The Kafka Bridge supports HTTP requests to a Kafka cluster, with methods to:

  • Send messages to a topic.
  • Retrieve messages from topics.
  • Retrieve a list of partitions for a topic.
  • Create and delete consumers.
  • Subscribe consumers to topics, so that they start receiving messages from those topics.
  • Retrieve a list of topics that a consumer is subscribed to.
  • Unsubscribe consumers from topics.
  • Assign partitions to consumers.
  • Commit a list of consumer offsets.
  • Seek on a partition, so that a consumer starts receiving messages from the first or last offset position, or a given offset position.

To view the API documentation, including example requests and responses, see the Kafka Bridge API reference.

Configuring Kafka Bridge

A Kafka Bridge interacts with Kafka cluster as Kafka client and provides HTTP-based RESTful interface. Thus, it needs to be configured with a Kafka user for it to authenticate itself with Kafka cluster. Kafka Bridge is disabled by default.

Multiple Kafka bridges with different Kafka users can be configured as well.

Kafka Bridge can be configured in kafkaBridge section of values.dataspace.yaml.
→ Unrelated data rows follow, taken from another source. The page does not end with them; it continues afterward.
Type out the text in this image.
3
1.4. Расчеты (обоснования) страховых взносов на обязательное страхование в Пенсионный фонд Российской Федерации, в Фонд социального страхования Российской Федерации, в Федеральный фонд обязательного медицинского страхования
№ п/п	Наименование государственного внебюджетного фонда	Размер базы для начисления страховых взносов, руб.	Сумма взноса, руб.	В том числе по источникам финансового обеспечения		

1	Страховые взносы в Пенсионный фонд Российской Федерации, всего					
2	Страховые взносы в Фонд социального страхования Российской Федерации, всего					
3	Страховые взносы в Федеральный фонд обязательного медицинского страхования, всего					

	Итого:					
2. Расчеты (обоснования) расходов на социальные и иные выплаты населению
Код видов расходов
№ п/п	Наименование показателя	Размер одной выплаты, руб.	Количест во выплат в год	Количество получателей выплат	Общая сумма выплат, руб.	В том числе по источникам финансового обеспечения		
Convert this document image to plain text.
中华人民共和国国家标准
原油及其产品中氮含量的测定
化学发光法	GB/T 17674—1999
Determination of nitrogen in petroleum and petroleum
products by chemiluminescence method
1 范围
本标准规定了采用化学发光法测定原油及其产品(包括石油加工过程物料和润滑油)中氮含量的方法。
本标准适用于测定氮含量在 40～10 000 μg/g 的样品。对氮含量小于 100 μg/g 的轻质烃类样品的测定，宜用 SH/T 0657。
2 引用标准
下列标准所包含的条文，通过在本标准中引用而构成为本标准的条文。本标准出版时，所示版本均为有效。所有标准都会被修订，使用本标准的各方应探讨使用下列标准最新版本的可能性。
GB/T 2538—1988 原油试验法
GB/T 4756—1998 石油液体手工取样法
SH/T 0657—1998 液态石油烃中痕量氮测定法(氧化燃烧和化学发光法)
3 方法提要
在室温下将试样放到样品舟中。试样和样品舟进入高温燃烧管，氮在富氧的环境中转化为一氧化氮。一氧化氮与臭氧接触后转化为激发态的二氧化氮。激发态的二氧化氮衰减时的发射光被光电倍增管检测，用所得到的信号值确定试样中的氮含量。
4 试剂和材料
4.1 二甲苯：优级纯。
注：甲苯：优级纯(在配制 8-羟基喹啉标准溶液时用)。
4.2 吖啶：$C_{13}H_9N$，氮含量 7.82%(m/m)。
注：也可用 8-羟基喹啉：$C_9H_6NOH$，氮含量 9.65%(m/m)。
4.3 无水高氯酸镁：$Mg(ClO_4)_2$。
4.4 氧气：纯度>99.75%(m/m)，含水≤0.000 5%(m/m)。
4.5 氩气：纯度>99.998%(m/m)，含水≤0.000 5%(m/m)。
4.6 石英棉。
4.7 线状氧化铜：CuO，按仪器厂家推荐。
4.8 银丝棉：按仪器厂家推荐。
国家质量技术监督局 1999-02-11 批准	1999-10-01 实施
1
It also provides ambassador configuration for exposing Kafka bridge internally and externally.

kafkaBridge:
enabled: false
bridges:
- name: consumer
enabled: true
enableMetrics: false
replicas: 1
authentication:
username: consumer
http:
port: 8080
resources:
limits:
cpu: 1
memory: 2Gi
requests:
cpu: 100m
memory: 2Gi
ambassador:
internal:
enabled: true
prefix: /
# host:
# tls:
# ca:
# crt:
# key:
external:
enabled: false
prefix: /
# host:
# tls:
# ca:
# crt:
# key:

Troubleshooting

If something fails to deploy, the information about why the deployment failed (or was not even initiated) will be found in the logs of the CI/CD pipeline and can be tracked down using the instructions at the link listed in the Continuous Integration and Continuous Delivery Pipelines section.

However, additional information may be required either to better troubleshoot a failed deployment or to investigate the runtime behavior of the Kafka cluster that has been successfully deployed. In those cases, much of the information can be found in Rancher web console.